SPECIFICATION Apparatus for drying a side surface of a washed vehicle in a vehicle washing plant The invention concerns an apparatus for drying a side surface of a washed vehicle in a vehicle washing plant, in particular a tunneltype washing plant, in which the vehicle is guided by the wheels of one side of the vehicle in a track rail, with an essentially vertical air supply duct which extends over the height of the vehicle, comprises a slot nozzle directed towards the side surface and is mounted on a frame so as to be slidable perpendicularly to the direction of travel of the vehicle (track rail), and with a servomotor effecting sliding movement of the air supply duct, and a control device therefor.

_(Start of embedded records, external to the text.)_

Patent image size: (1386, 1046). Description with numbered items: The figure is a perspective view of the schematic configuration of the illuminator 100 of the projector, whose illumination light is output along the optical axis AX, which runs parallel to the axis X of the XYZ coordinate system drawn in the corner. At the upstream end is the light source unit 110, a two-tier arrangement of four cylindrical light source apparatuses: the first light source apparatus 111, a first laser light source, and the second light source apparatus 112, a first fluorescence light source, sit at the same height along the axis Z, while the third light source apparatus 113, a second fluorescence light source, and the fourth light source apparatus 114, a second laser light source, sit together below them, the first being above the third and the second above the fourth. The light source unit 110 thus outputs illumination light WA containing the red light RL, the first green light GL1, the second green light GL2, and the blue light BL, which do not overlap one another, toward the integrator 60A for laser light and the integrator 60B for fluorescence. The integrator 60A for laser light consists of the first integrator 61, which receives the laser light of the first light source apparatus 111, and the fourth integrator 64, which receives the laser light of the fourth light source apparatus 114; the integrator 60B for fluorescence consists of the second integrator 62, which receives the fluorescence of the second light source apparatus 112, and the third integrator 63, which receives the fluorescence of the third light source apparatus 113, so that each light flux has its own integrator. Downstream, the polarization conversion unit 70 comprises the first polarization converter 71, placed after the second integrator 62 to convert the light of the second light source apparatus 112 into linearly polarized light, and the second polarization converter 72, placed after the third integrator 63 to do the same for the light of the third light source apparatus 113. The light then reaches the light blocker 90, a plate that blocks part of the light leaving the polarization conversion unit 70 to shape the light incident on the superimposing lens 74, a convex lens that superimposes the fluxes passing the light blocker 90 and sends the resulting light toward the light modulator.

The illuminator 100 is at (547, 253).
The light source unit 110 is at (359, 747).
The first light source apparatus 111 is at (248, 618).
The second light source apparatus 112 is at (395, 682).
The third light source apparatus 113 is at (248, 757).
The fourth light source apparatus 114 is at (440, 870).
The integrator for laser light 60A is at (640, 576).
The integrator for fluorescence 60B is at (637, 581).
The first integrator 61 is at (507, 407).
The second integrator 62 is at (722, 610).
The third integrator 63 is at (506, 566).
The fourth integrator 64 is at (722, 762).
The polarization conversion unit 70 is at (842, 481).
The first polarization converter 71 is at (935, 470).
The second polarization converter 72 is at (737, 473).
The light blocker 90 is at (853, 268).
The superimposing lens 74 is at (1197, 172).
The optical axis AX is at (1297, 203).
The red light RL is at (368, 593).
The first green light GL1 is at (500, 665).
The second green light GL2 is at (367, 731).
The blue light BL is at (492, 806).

Vehicles which have heen washed in a vehicle washing plant and are subsequently to be dried, have greatly varying widths from about 1.35 to 2.05 m. They are guided mostly by the left wheels in a track rail. To the right and left of this track rail are disposed the slot nozzles of the drying apparatus. In order to keep energy requirements as low as possible, the slot nozzles are to be located as close as possible to the side surfaces of the vehicle. In order to achieve this, there is known the practice of mounting the right-hand slot nozzle, which is further away from the track rail, so as to be capable of retracting perpendicularly to the direction of travel of the vehicle, while the left-hand slot nozzle which is closer to the track rail is usually arranged stationarily.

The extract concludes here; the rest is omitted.